Muller conceded that some of the singers’ fan base was ironic or mocking. “For many people, the combination of authenticity, of pop-culture kitsch and the bizarre is an ugly aesthetic,” he said. “But once you break from your prejudice, you can get to a different approach. Once you break those barriers, you are free.” He likened the process of changing one’s perception of the video—in part because of its pure addictiveness—to changing one’s view of Israel.

That’s the argument he presented to the singers, too. “They also had preconceived notions about Israel,” Muller said. “So, we said, what do they think when people write negative things about them on the Internet?” All three signed on.

This time, parts of the Internet responded with enthusiastiasm, bringing the performers unimagined international fame and tributes. The breathlessly heralded “pasito de Delfín” dance in “En Tus Tierras Bailaré” has spawned homages by someone in an Iron Man costume in a park, by well-off children in a kiddie pool, and by at least one woman in drag.

***

Sitting in a Manhattan bar, Talarico, the video’s director, recalled how pleased he was when Muller forwarded him YouTube comments complaining that the video looked like the work of a beginner student, and a not very good one.

Talarico’s usual clients are the likes of Julio Iglesias, Nelly Furtado, and Juanes, but when Cleiman called and asked him to recommend a director for “En Tus Tierras Bailaré,” Talarico volunteered himself.

“I have this concept of art as being when you manage to do something without your mind interfering, without being led by preconceptions and prejudices,” he said. “For me, there’s always an opinion, there’s always self-consciousness. I think these people don’t have that. So, I think they’re true artists.”

Cleiman had written the lyrics to Kerpel’s music on a boat to Uruguay, trying to mimic the imperfect rhyming and simplicity of the singers’ previous work. “I’m trying to remember a phrase of Picasso’s—It took many years for me to learn how to paint like a child,” he said.

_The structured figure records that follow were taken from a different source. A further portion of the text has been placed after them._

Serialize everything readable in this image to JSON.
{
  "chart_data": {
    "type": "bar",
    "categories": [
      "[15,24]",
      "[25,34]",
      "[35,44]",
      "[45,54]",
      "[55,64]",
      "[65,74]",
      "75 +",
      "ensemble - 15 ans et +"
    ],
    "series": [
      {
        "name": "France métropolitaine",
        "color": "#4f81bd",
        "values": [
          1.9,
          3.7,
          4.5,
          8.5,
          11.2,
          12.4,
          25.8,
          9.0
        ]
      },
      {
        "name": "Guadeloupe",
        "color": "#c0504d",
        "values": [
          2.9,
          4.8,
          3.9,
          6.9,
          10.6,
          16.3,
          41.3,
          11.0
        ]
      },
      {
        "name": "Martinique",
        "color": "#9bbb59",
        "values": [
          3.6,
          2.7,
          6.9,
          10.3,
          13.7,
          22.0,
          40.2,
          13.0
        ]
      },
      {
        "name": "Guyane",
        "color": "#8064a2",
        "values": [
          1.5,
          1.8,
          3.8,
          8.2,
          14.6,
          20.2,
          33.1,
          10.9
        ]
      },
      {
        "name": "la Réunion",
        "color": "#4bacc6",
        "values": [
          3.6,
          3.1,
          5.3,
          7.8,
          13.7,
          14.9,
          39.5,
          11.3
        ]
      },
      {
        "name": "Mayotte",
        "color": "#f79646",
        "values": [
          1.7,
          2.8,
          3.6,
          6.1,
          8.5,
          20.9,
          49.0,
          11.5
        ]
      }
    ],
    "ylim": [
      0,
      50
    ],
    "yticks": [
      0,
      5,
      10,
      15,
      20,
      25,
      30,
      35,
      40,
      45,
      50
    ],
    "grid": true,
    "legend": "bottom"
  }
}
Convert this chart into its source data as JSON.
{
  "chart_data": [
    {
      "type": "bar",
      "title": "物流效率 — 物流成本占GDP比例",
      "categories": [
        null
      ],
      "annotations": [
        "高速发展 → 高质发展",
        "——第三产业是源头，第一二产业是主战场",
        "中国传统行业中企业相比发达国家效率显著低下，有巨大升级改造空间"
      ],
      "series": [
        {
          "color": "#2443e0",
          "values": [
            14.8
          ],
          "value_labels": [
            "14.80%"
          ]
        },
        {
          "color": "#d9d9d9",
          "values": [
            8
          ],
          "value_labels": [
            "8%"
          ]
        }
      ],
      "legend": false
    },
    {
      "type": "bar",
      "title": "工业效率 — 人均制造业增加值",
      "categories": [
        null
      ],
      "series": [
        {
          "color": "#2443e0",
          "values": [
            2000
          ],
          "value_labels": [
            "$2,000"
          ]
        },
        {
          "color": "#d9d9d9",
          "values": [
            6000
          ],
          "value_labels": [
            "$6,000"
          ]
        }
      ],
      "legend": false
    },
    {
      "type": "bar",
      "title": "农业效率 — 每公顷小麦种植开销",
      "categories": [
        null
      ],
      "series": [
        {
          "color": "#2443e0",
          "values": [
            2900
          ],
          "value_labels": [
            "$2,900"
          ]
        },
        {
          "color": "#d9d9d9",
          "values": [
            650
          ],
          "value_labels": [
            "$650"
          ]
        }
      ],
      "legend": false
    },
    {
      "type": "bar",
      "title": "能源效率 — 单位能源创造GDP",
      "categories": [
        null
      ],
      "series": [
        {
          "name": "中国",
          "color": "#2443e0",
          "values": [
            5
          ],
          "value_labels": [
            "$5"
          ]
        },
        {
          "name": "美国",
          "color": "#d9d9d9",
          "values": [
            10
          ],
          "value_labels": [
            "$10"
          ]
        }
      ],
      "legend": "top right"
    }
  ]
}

All of them had labored to make themselves invisible, befitting a video that Alma Guillermoprieto, writing on the New York Review of Books blog, saw as evidence of “the chaotic transformation of a culture that has always had an infinite and joyful capacity for self-invention. This is not outsider but insider art of the deepest sort, forged in a hot-hot crucible, and it is we who stand on the outside, peering wistfully at the screen.” For the Argentines involved, cultural insiders by profession but arguably outsiders as Jews and in a country that has always held itself apart from Latin America, the wistful peering was in awe, at footage shot in Peru and Ecuador by local directors given only the loosest instructions.

“After 200 music videos and 400 commercials, it was like an undoing,” said Talarico. “A deconstruction.”

He intentionally used footage of Israel that defied logic. “If we were doing a corporate video for Israel and we had a voice-over saying, ‘Visit Jerusalem,’ then fine, we use Jerusalem. But this was not like a video of a party where you can see the brand of whiskey.” It’s not clear to him whether the video changed the way anyone thinks about Israel, but it doesn’t really matter that much to him. “With Israel, there’s something in my blood”—he has a Jewish grandparent—“but if someone had approached me to do this video for Afghanistan or Argentina, I would have done it too.”

Meanwhile, the video’s wild success has meant the artists now have mobility beyond the virtual. La Tigresa has already been brought to Buenos Aires by a party promoter, where patrons at a chic restaurant she ate in burst into “En Tus Tierras Bailaré,” where she was stopped in the street for photos and hailed as a gay icon. Kerpel wants to collaborate with Wendy Sulca. Agencies are calling Cleiman and Talarico, seeking to tap this confusing enthusiasm.

And Muller is seeking partners or donors for a worldwide tour that would span Latin America, Miami, New York, and end up in Israel. “That’s our dream and their dream,” he said. “They already know a lot about the country because we showed it to them. And they have a connection. But they want to be there physically.”